Daerah Ekonomi Gemas Haji & Umrah Headline News Internasional Kawan Cilik Kesehatan Kuliner Lentera Islam Mbakyu Nasional Opini Otomotif Pendidikan Peristiwa Persepsi Politik & Pemerintahan Redaksi She Sportainment Tausiah Ramadan Teknologi Weekend Wisata Yuk

Lembar Budaya: Anomali

Bhagas Dani Purwoko • Sabtu, 30 Mei 2026 | 10:00 WIB
Ilustrasi (AINUR OCHIEM/RADAR BOJONEGORO)
Ilustrasi (AINUR OCHIEM/RADAR BOJONEGORO)

 

Karya:
Choirul Anam

 

PAGI itu langit Bojonegoro belum benar-benar terang ketika Arif menstarter motor dinasnya. Embun masih menempel di daun singkong pinggir jalan. Udara desa terasa dingin, bercampur bau asap kayu bakar dari dapur-dapur warga yang mulai hidup.

Di tas hitam lusuh yang menggantung di pundaknya ada setumpuk formulir DTSEN, power bank, botol minum, dan sebungkus nasi jagung pemberian istrinya.

“Jangan lupa makan,” pesan istrinya sebelum ia berangkat.

Arif hanya mengangguk.

Sudah hampir dua minggu terakhir ia bersama puluhan ASN lain diterjunkan ke desa-desa untuk melakukan ground check data anomali DTSEN. Biasanya ia bekerja nyaman di ruangan ber-AC Dinas Sosial Kabupaten Bojonegoro. Mengetik laporan. Rapat. Menjawab surat.

Kini ia harus keluar masuk gang sempit, melewati jalan makadam, bahkan kadang menyeberangi pematang sawah hanya demi memastikan satu data: apakah keluarga itu benar-benar miskin atau tidak.

Terdengar sederhana.

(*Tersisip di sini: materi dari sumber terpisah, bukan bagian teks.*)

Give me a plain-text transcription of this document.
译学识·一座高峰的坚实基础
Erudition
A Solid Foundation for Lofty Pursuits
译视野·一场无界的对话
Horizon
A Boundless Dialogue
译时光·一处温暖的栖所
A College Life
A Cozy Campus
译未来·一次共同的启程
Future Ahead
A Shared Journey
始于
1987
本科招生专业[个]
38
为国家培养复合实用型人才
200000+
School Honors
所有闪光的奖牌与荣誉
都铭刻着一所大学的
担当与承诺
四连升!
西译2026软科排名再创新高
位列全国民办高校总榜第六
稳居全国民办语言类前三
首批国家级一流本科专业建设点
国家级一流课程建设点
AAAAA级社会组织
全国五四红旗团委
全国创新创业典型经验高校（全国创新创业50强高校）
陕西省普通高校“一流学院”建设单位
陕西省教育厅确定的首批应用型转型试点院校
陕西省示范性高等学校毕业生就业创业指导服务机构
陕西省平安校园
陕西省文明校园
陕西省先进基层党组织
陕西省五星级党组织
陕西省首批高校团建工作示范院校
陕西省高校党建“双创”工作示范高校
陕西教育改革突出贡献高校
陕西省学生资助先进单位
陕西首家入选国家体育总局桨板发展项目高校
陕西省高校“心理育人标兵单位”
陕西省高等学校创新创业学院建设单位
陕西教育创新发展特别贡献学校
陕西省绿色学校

Tapi kenyataannya jauh lebih rumit.

Motor Arif berhenti di depan balai desa Kedungrejo. Sudah ada beberapa ASN dari OPD lain berkumpul. Ada Bu Ratna dari Dinas Pendidikan, Pak Yudi dari PUPR, dan seorang bidan puskesmas bernama Lela dari Dinas Kesehatan.

“Kita kebagian RT 4 hari ini,” kata Bu Ratna sambil membuka map.

Pak Yudi menghela napas panjang.

“Semoga jalannya nggak kayak kemarin. Shock motorku rasanya mau copot.”

Mereka tertawa kecil.

Namun tawa itu segera hilang ketika Kepala Dusun datang membawa daftar rumah yang harus diverifikasi.

“Yang paling susah rumah nomor 27,” katanya pelan.

“Kenapa?” tanya Arif.

“Datanya aneh.”

“Aneh gimana?”

“Kategorinya miskin ekstrem. Tapi katanya punya sawah.”

Arif mengangguk pelan.

Ia mulai paham. Lagi-lagi anomali.

*

Rumah nomor 27 berada di ujung desa. Mereka harus melewati jalan tanah sempit di antara sawah yang mulai menguning.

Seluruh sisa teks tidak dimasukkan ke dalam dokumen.